1. Se há sentimento que as épocas festivas suscitam é o da solidariedade contra a solidão. O “solidário” e o “solitário” comungam da semelhança dos contrários. Porque se há imagem que nos enche de compaixão e complementarmente de vergonha é a solidão de alguém que não encontra uma mão amiga porque não é capaz de estender a mão, ou de desejar a proximidade do outro ou de convencer os outros de que é digno da sua proximidade. Da proximidade que “aquece o coração”. A imagem do cão sozinho abandonado nas ruas, sem rumo e sem dono, é utilizada por vezes para metaforizar a situação do limite do sofrimento humano, do sofrimento de quem já não consegue convencer os outros. No conto “Uma noite de Natal”, de Altino do Tojal, um homem passeia na noite de consoada nas ruas de uma pequena cidade e grita para si próprio porque não tem ninguém em casa à espera: «Estou a sentir-me cão».

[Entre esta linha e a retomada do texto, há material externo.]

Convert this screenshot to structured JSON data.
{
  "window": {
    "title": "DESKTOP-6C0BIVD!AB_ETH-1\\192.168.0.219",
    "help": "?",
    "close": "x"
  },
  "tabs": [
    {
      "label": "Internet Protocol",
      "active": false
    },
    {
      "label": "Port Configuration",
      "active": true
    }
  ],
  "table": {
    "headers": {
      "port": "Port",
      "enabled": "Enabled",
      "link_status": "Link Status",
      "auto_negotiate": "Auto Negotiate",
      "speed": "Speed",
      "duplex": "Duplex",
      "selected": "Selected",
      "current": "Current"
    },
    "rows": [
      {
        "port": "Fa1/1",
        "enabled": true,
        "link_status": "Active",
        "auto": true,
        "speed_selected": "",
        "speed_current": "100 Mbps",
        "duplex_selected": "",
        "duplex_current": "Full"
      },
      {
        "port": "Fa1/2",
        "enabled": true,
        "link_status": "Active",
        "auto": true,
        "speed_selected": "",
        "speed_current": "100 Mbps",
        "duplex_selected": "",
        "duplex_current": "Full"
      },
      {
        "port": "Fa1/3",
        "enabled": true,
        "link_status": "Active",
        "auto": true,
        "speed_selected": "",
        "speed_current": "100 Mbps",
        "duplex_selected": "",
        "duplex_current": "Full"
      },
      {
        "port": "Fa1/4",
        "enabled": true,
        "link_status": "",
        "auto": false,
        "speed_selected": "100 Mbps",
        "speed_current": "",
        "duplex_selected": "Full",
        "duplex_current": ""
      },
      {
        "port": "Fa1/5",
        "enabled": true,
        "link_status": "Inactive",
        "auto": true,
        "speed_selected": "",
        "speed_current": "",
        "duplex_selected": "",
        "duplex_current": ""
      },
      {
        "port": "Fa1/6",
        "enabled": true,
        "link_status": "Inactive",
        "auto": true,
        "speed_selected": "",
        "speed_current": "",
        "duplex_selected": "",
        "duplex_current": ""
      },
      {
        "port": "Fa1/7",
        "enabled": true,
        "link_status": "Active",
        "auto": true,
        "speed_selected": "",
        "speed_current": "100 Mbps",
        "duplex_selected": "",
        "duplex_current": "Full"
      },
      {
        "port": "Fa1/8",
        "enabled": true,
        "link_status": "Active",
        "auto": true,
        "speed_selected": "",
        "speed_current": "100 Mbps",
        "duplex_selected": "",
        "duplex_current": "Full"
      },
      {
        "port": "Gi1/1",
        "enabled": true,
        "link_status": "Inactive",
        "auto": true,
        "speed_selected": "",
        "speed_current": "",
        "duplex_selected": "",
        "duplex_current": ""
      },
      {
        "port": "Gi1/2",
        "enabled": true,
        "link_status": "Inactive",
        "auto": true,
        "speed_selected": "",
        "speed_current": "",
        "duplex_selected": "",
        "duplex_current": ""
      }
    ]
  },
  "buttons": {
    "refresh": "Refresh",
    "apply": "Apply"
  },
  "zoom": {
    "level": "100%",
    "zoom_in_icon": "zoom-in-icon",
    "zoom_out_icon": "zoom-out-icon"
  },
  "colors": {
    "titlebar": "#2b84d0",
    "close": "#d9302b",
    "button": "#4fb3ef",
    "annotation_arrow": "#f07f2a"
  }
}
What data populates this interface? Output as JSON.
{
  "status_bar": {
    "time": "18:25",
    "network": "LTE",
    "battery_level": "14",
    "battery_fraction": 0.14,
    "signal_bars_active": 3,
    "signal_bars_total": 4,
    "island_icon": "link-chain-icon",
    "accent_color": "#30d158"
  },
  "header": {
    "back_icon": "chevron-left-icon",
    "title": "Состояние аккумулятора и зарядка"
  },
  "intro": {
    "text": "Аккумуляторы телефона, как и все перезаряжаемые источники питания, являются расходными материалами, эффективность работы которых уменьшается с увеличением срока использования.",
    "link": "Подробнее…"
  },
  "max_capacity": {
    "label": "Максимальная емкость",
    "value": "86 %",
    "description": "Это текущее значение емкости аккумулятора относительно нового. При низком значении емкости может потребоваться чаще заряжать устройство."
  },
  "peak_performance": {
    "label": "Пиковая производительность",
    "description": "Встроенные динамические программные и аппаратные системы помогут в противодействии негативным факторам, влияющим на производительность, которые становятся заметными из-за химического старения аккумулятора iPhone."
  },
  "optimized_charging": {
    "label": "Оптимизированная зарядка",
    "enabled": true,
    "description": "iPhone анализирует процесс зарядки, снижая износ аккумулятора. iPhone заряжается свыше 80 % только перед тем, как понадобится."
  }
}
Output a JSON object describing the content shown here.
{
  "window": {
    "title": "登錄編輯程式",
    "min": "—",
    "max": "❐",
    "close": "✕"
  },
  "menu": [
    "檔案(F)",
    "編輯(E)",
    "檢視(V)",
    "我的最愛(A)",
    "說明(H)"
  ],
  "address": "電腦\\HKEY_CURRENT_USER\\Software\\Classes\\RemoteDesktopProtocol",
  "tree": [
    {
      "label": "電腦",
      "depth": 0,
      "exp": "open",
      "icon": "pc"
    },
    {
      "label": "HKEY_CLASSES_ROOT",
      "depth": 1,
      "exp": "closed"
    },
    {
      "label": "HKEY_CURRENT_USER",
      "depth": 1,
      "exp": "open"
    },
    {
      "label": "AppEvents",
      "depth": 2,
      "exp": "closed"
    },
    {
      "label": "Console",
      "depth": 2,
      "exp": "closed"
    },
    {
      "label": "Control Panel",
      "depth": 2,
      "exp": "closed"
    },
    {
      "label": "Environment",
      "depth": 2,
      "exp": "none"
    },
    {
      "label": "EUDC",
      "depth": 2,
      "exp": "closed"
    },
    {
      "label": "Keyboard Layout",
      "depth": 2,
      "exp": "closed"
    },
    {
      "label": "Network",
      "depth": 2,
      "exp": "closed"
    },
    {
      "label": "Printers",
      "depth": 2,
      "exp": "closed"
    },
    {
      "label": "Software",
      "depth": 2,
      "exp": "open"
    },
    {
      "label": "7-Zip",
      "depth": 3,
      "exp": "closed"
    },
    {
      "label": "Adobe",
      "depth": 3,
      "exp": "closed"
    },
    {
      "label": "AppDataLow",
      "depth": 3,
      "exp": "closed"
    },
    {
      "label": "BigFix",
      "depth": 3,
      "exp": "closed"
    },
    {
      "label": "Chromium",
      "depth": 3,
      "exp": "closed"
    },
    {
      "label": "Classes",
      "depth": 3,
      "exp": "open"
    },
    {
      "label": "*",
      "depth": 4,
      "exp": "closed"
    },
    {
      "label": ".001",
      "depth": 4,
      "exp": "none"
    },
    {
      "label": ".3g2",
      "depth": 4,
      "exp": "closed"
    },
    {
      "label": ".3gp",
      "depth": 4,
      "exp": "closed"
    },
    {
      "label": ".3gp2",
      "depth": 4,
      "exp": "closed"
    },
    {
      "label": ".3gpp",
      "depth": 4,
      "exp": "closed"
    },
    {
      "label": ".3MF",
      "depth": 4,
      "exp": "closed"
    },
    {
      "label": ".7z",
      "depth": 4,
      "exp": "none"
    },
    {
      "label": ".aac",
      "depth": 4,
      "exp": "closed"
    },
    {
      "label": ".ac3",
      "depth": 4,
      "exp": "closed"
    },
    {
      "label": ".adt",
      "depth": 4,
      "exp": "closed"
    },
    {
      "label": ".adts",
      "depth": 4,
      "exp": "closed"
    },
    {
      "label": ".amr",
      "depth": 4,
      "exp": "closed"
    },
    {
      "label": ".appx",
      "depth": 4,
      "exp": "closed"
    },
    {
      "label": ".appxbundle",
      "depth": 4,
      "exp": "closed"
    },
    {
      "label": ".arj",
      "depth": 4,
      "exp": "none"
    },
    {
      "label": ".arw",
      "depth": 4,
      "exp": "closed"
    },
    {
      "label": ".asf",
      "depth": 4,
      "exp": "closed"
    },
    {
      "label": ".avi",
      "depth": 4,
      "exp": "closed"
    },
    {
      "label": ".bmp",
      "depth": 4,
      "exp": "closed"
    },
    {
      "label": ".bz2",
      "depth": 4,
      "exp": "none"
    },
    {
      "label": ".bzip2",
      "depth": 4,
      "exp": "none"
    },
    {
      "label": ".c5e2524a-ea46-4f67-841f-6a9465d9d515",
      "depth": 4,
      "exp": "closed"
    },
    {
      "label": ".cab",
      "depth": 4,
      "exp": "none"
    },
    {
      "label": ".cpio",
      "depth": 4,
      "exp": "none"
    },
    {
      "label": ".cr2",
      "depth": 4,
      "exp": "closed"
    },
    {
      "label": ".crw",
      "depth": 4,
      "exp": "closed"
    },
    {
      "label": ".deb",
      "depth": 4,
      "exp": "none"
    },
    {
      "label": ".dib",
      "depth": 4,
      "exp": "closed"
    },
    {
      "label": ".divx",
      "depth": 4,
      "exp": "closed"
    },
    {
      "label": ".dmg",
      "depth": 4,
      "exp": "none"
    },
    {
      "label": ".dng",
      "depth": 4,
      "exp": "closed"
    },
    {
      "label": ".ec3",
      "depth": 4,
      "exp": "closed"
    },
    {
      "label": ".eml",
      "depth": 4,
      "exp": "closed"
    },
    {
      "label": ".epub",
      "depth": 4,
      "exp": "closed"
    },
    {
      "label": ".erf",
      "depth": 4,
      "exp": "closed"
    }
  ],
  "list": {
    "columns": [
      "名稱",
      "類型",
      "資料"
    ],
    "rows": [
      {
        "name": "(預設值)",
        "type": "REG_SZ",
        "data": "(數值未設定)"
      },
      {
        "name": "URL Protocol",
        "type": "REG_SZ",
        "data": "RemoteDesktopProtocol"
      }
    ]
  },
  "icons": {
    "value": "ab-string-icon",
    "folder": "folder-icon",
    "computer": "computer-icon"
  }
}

Nos dias de hoje, a solidão é atacada com a fartura: enchendo as casas de comida e a vida de tecnologia. São estes produtos que enchem os intervalos dos programas de televisão: as mesas fartas rodeadas de pessoas radiosas, a tecnologia a fazer sorrir com os milagres que cria. Barulho a rodos, televisão sem parar, músicas e mensagens aos milhões, novos modelos de telemóveis a cada meio ano. Que tempo sobra desta febre para estarmos sozinhos se supusermos que estar sozinho não é necessariamente estar abandonado e que o vazio da solidão é o preâmbulo da concentração e da criatividade? Há na realidade uma atitude moderna de desprezo da solidão, se bem que expressamente muitas vezes se proclame o contrário. A questão é que o barulho provoca barulho, agitação, e cada vez menos a solidão é valorizada na sua componente de procura pessoal.

2. Os solitários são muitas vezes objetos de uma atitude de desprezo, como se fossem alguém cujo trajeto errado ou inabilidade não merecessem compreensão. Os tímidos constituem o escalão mais baixo dos solitários, com os escalões mais altos a ser preenchidos pelas depressões recorrentes, as adições graves ou as perturbações mentais que chegam aos gabinetes de psicoterapia. O estar sozinho torna-se violação máxima quando, na vida prisional, se bate contra a parede do isolamento ou da violência ou a própria prisão é reforçada por temporadas de “solitária”. Resistir saudável nestes ambientes é quase um milagre.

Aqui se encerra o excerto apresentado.